Кажется, примета у Паленова была неверной, и день за днем погода стояла на удивление кроткая и теплая, редкостная даже для бабьего лета. Он мучительно вспоминал, что говорили у них в Горицах, когда по осени зацветали яблони, должно быть, уверяли, что это знамение, но какое это было знамение и что за ним следовало ожидать, он так и не припомнил.

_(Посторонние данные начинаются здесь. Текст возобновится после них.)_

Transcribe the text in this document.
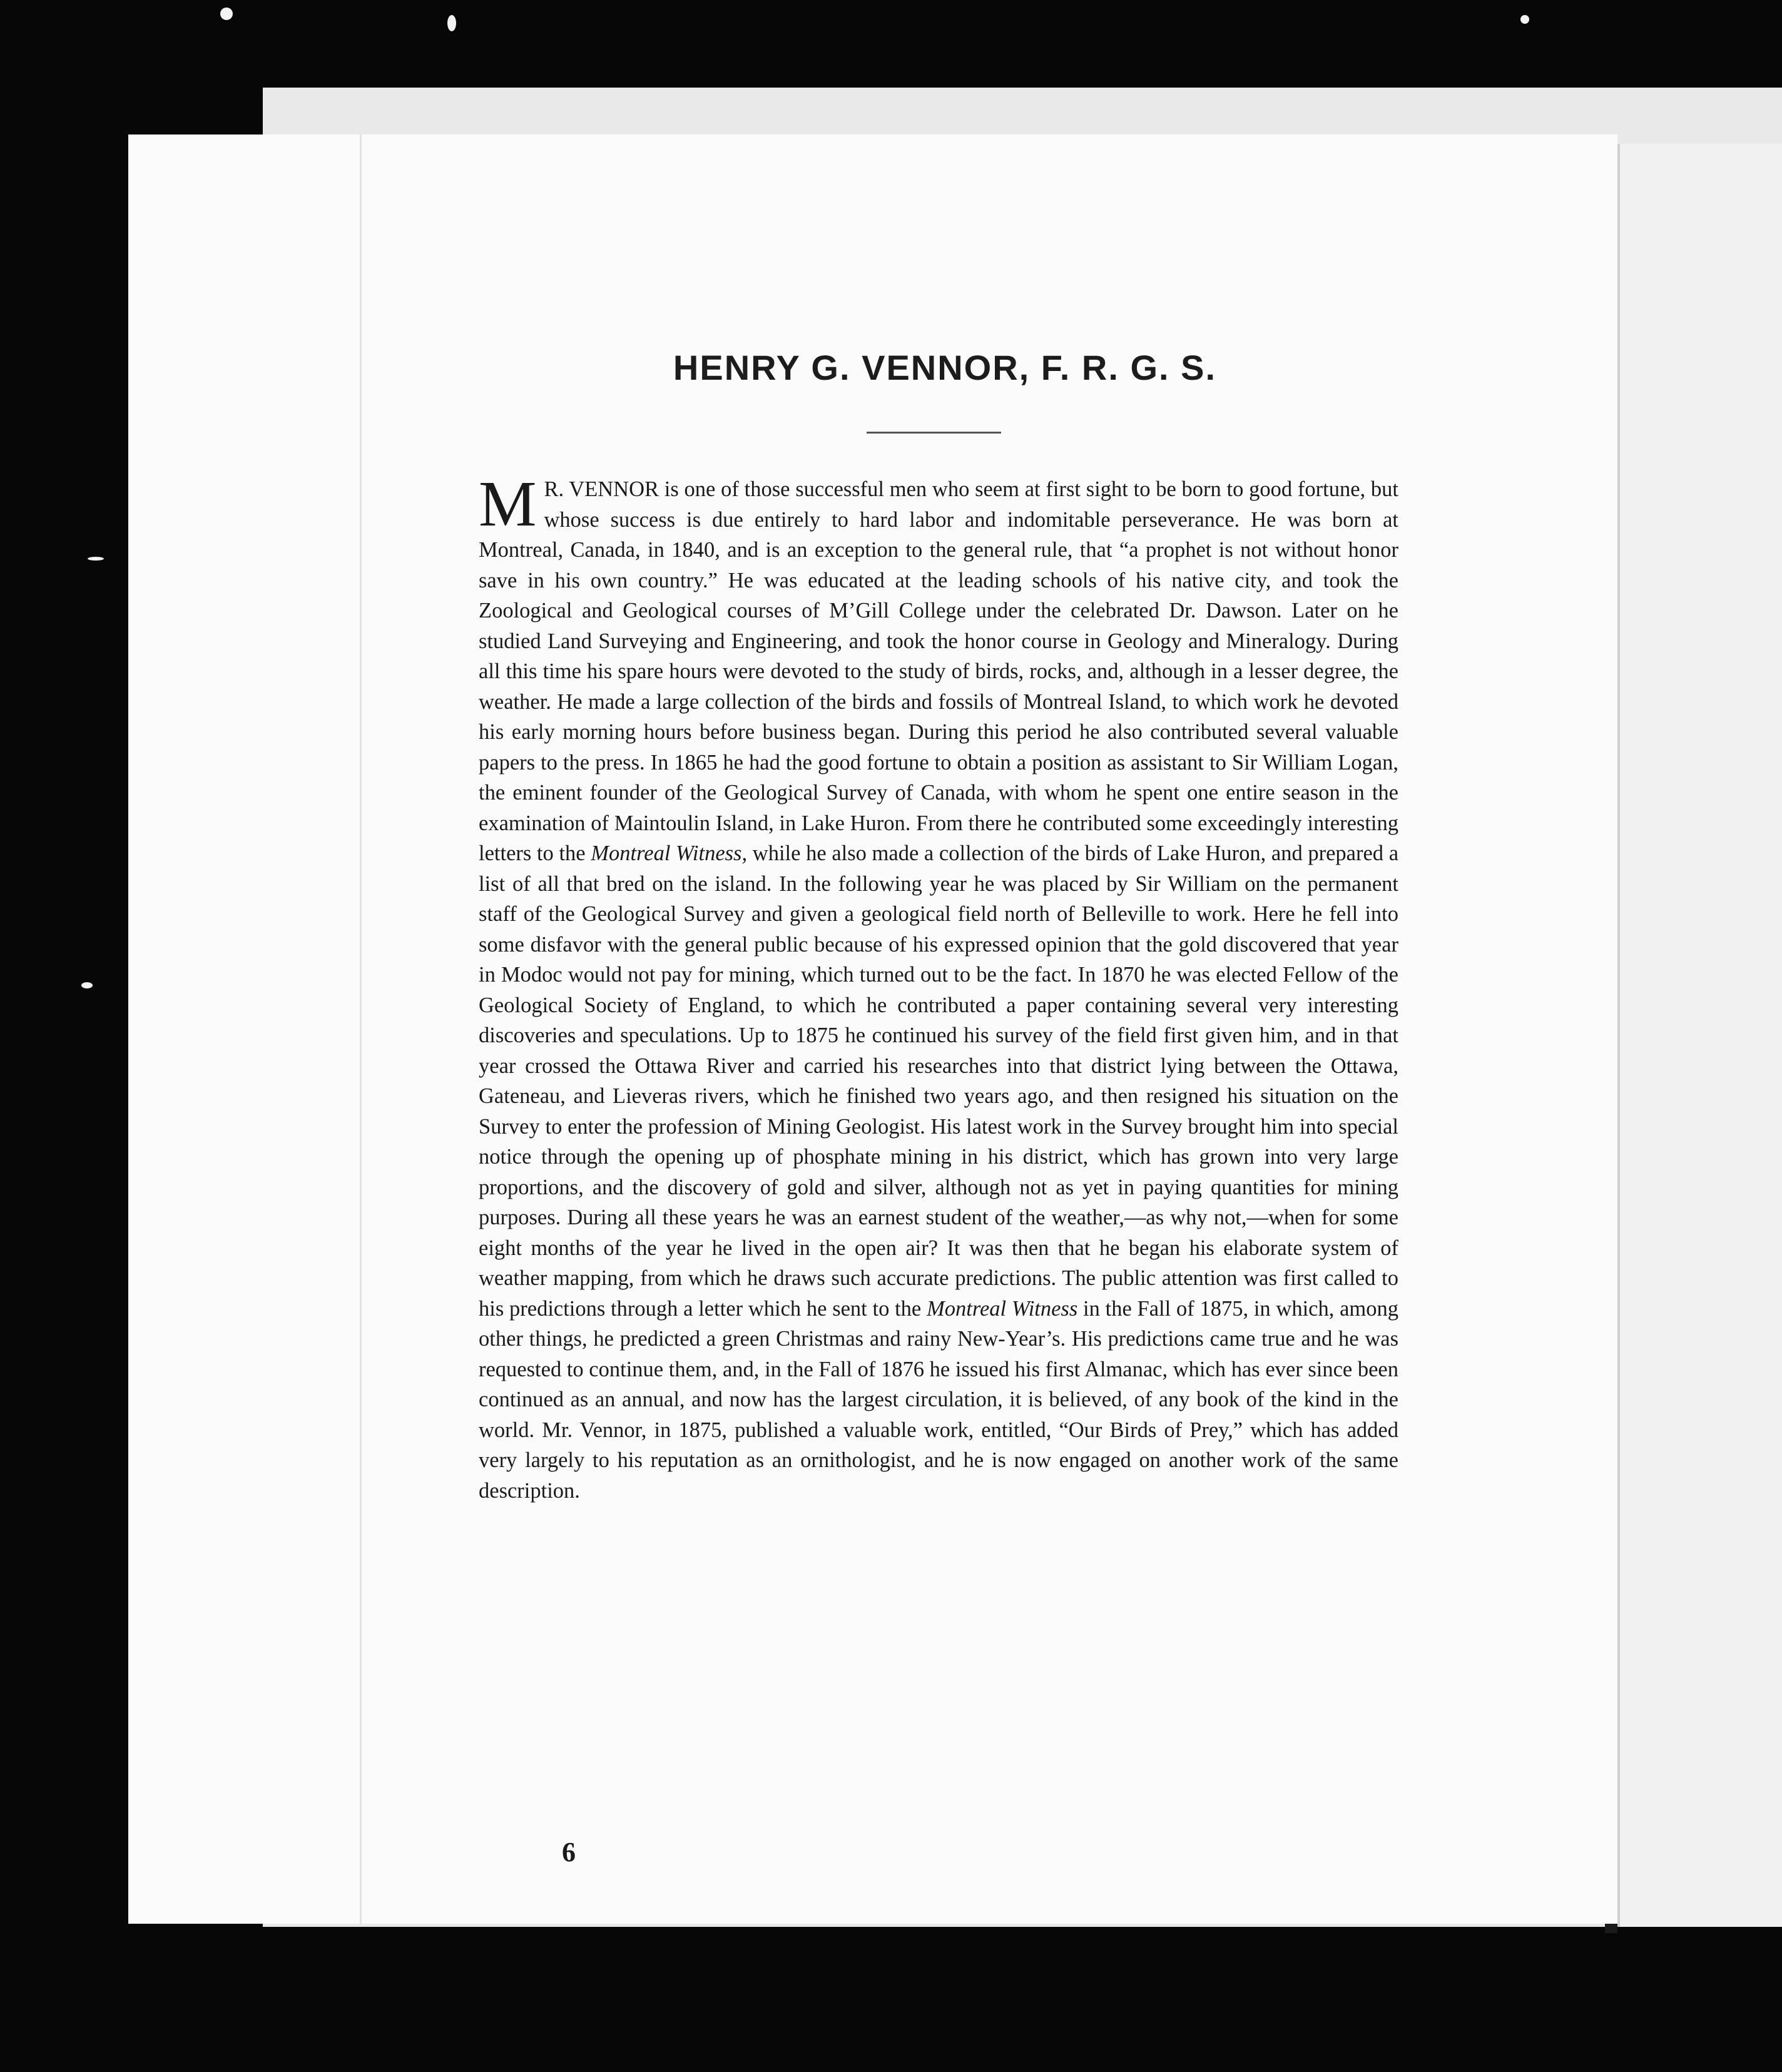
HENRY G. VENNOR, F. R. G. S.

M R. VENNOR is one of those successful men who seem at first sight to be born to good fortune, but whose success is due entirely to hard labor and indomitable perseverance. He was born at Montreal, Canada, in 1840, and is an exception to the general rule, that “a prophet is not without honor save in his own country.” He was educated at the leading schools of his native city, and took the Zoological and Geological courses of M’Gill College under the celebrated Dr. Dawson. Later on he studied Land Surveying and Engineering, and took the honor course in Geology and Mineralogy. During all this time his spare hours were devoted to the study of birds, rocks, and, although in a lesser degree, the weather. He made a large collection of the birds and fossils of Montreal Island, to which work he devoted his early morning hours before business began. During this period he also contributed several valuable papers to the press. In 1865 he had the good fortune to obtain a position as assistant to Sir William Logan, the eminent founder of the Geological Survey of Canada, with whom he spent one entire season in the examination of Maintoulin Island, in Lake Huron. From there he contributed some exceedingly interesting letters to the Montreal Witness, while he also made a collection of the birds of Lake Huron, and prepared a list of all that bred on the island. In the following year he was placed by Sir William on the permanent staff of the Geological Survey and given a geological field north of Belleville to work. Here he fell into some disfavor with the general public because of his expressed opinion that the gold discovered that year in Modoc would not pay for mining, which turned out to be the fact. In 1870 he was elected Fellow of the Geological Society of England, to which he contributed a paper containing several very interesting discoveries and speculations. Up to 1875 he continued his survey of the field first given him, and in that year crossed the Ottawa River and carried his researches into that district lying between the Ottawa, Gateneau, and Lieveras rivers, which he finished two years ago, and then resigned his situation on the Survey to enter the profession of Mining Geologist. His latest work in the Survey brought him into special notice through the opening up of phosphate mining in his district, which has grown into very large proportions, and the discovery of gold and silver, although not as yet in paying quantities for mining purposes. During all these years he was an earnest student of the weather,—as why not,—when for some eight months of the year he lived in the open air? It was then that he began his elaborate system of weather mapping, from which he draws such accurate predictions. The public attention was first called to his predictions through a letter which he sent to the Montreal Witness in the Fall of 1875, in which, among other things, he predicted a green Christmas and rainy New-Year’s. His predictions came true and he was requested to continue them, and, in the Fall of 1876 he issued his first Almanac, which has ever since been continued as an annual, and now has the largest circulation, it is believed, of any book of the kind in the world. Mr. Vennor, in 1875, published a valuable work, entitled, “Our Birds of Prey,” which has added very largely to his reputation as an ornithologist, and he is now engaged on another work of the same description.

6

В один из таких вот погожих дней, когда воздух был на удивление чист и прозрачен, и каждый звук плыл в нем вольной птицей, и даже на плацу слышалось все, что делалось на рейде, — а там раздавались команды «к борту!» и игралось «захождение», — их человек двадцать из обеих комендорских смен вызвали в каптерку к дяде Мише и велели получить бантики.
До принятия присяги ни один матрос не имеет права окантовать бескозырку по околышу лентой, им же, юнгам, ленты вообще не полагались: лишь после того, как они должны были пройти строевую подготовку, или, по словам дяди Миши, «курс молодого краснофлотца», юнгам вместо ленточек следовал по аттестату бантик — это была та же лента, с тем же золотым тиснением, только концы — опять-таки с золотыми якорями — не опускались косами за спину, а завязывались с правой стороны бантиком. Еще не получив бантиков, они уже подумывали, где бы раздобыть ленты, потому что бантики — это было все-таки что-то не настоящее, унижающее их мужское самолюбие.